COX Newspapers Washington Bureau

Study Says a Third of Non-Elderly Face Health Insurance Gaps


Cox News Service
Thursday, September 20, 2007

Nearly 90 million Americans under 65 — more than one out of three — have to contend with a gap in health insurance lasting a month or more, the health advocacy group Families USA says in a report being released Thursday.

An analysis made for the nonprofit group says that many people faced such a coverage cap, or are predicted to, from February 2006 to January 2008. That's far higher than a recently released U.S. Census Bureau estimate of 47 million people who were uninsured for all of 2006.

The number and percentage of the uninsured has jumped dramatically since a similar study was done for Families USA covering the period 1999-2000. That study found that 72.5 million non-elderly people, nearly 30 percent of that age group, lacked insurance. The latest study put the number at 89.6 million and 35 percent.

Of the people who went without insurance in the new study, 64 percent were uninsured for six months or more and half were uninsured for nine months or more.

Texas had the highest rate of non-elderly people who lacked insurance for all or part of two years at 46 percent.

"The huge number of people without health coverage over the past two years helps to explain why health care has become the top domestic issue in the 2008 presidential campaign," Ron Pollack, executive director of Families USA, said in a statement accompanying the report.

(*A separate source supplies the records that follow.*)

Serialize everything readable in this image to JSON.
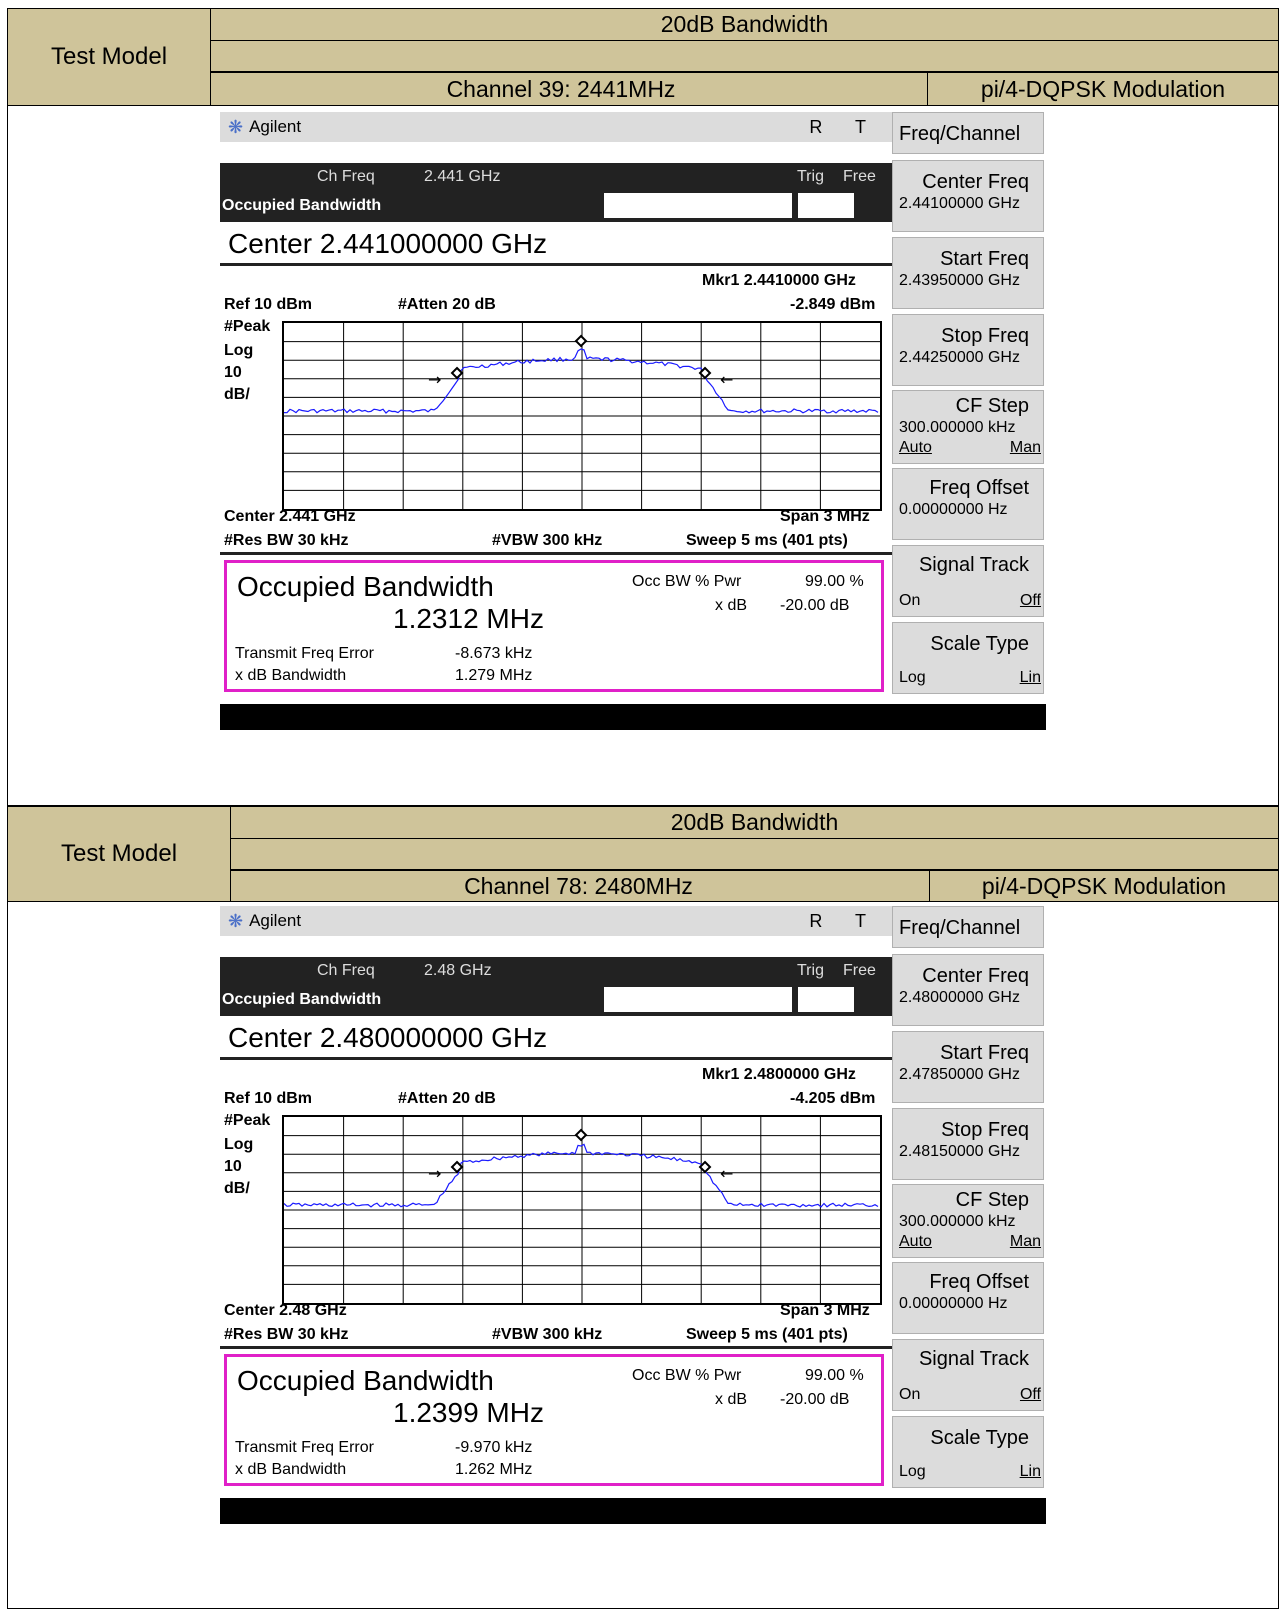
{
  "sections": [
    {
      "row_label": "Test Model",
      "title": "20dB Bandwidth",
      "channel": "Channel 39: 2441MHz",
      "modulation": "pi/4-DQPSK Modulation",
      "analyzer": {
        "brand": "Agilent",
        "rt": "R T",
        "ch_freq_label": "Ch Freq",
        "ch_freq_value": "2.441 GHz",
        "trig_label": "Trig",
        "trig_value": "Free",
        "mode_label": "Occupied Bandwidth",
        "center_text": "Center 2.441000000 GHz",
        "marker": "Mkr1  2.4410000 GHz",
        "marker_level": "-2.849 dBm",
        "ref": "Ref 10 dBm",
        "atten": "#Atten 20 dB",
        "peak": "#Peak",
        "log": "Log",
        "scale_num": "10",
        "scale_unit": "dB/",
        "center_freq_label": "Center 2.441 GHz",
        "span": "Span 3 MHz",
        "res_bw": "#Res BW 30 kHz",
        "vbw": "#VBW 300 kHz",
        "sweep": "Sweep 5 ms (401 pts)",
        "occ_title": "Occupied Bandwidth",
        "occ_value": "1.2312 MHz",
        "occ_pwr_label": "Occ BW % Pwr",
        "occ_pwr_value": "99.00 %",
        "xdb_label": "x dB",
        "xdb_value": "-20.00 dB",
        "tfe_label": "Transmit Freq Error",
        "tfe_value": "-8.673 kHz",
        "xdb_bw_label": "x dB Bandwidth",
        "xdb_bw_value": "1.279 MHz",
        "softkeys": {
          "menu": "Freq/Channel",
          "center_freq": "Center Freq",
          "center_freq_value": "2.44100000 GHz",
          "start_freq": "Start Freq",
          "start_freq_value": "2.43950000 GHz",
          "stop_freq": "Stop Freq",
          "stop_freq_value": "2.44250000 GHz",
          "cf_step": "CF Step",
          "cf_step_value": "300.000000 kHz",
          "auto": "Auto",
          "man": "Man",
          "freq_offset": "Freq Offset",
          "freq_offset_value": "0.00000000  Hz",
          "signal_track": "Signal Track",
          "on": "On",
          "off": "Off",
          "scale_type": "Scale Type",
          "log": "Log",
          "lin": "Lin"
        }
      }
    },
    {
      "row_label": "Test Model",
      "title": "20dB Bandwidth",
      "channel": "Channel 78: 2480MHz",
      "modulation": "pi/4-DQPSK Modulation",
      "analyzer": {
        "brand": "Agilent",
        "rt": "R T",
        "ch_freq_label": "Ch Freq",
        "ch_freq_value": "2.48 GHz",
        "trig_label": "Trig",
        "trig_value": "Free",
        "mode_label": "Occupied Bandwidth",
        "center_text": "Center 2.480000000 GHz",
        "marker": "Mkr1  2.4800000 GHz",
        "marker_level": "-4.205 dBm",
        "ref": "Ref 10 dBm",
        "atten": "#Atten 20 dB",
        "peak": "#Peak",
        "log": "Log",
        "scale_num": "10",
        "scale_unit": "dB/",
        "center_freq_label": "Center 2.48 GHz",
        "span": "Span 3 MHz",
        "res_bw": "#Res BW 30 kHz",
        "vbw": "#VBW 300 kHz",
        "sweep": "Sweep 5 ms (401 pts)",
        "occ_title": "Occupied Bandwidth",
        "occ_value": "1.2399 MHz",
        "occ_pwr_label": "Occ BW % Pwr",
        "occ_pwr_value": "99.00 %",
        "xdb_label": "x dB",
        "xdb_value": "-20.00 dB",
        "tfe_label": "Transmit Freq Error",
        "tfe_value": "-9.970 kHz",
        "xdb_bw_label": "x dB Bandwidth",
        "xdb_bw_value": "1.262 MHz",
        "softkeys": {
          "menu": "Freq/Channel",
          "center_freq": "Center Freq",
          "center_freq_value": "2.48000000 GHz",
          "start_freq": "Start Freq",
          "start_freq_value": "2.47850000 GHz",
          "stop_freq": "Stop Freq",
          "stop_freq_value": "2.48150000 GHz",
          "cf_step": "CF Step",
          "cf_step_value": "300.000000 kHz",
          "auto": "Auto",
          "man": "Man",
          "freq_offset": "Freq Offset",
          "freq_offset_value": "0.00000000  Hz",
          "signal_track": "Signal Track",
          "on": "On",
          "off": "Off",
          "scale_type": "Scale Type",
          "log": "Log",
          "lin": "Lin"
        }
      }
    }
  ],
  "colors": {
    "header_bg": "#cfc49a",
    "trace": "#1a1aff",
    "occ_box_border": "#e020c8"
  }
}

"The expansion of health coverage in America is no longer simply a matter of altruism about other people, but a matter of intense self-interest," he said.

The report found that nearly four out of five of the uninsured non-elderly — nearly all elderly Americans have health care coverage through Medicare — were in families in which at least one person works full-time or part-time. Nearly 15 million uninsured, mostly children, were not in the work force.

More than one-third of those without insurance were between 25 and 44 years old, while 28 percent were 17 or under and 17 percent were between 18 and 24.

Hispanics had the highest rate of uninsured of any ethnic group at nearly 61 percent, followed by blacks at 45 percent and whites at 26 percent.

The Families USA analysis was done by the Lewin Group, a respected independent organization that often analyzes health care and census data.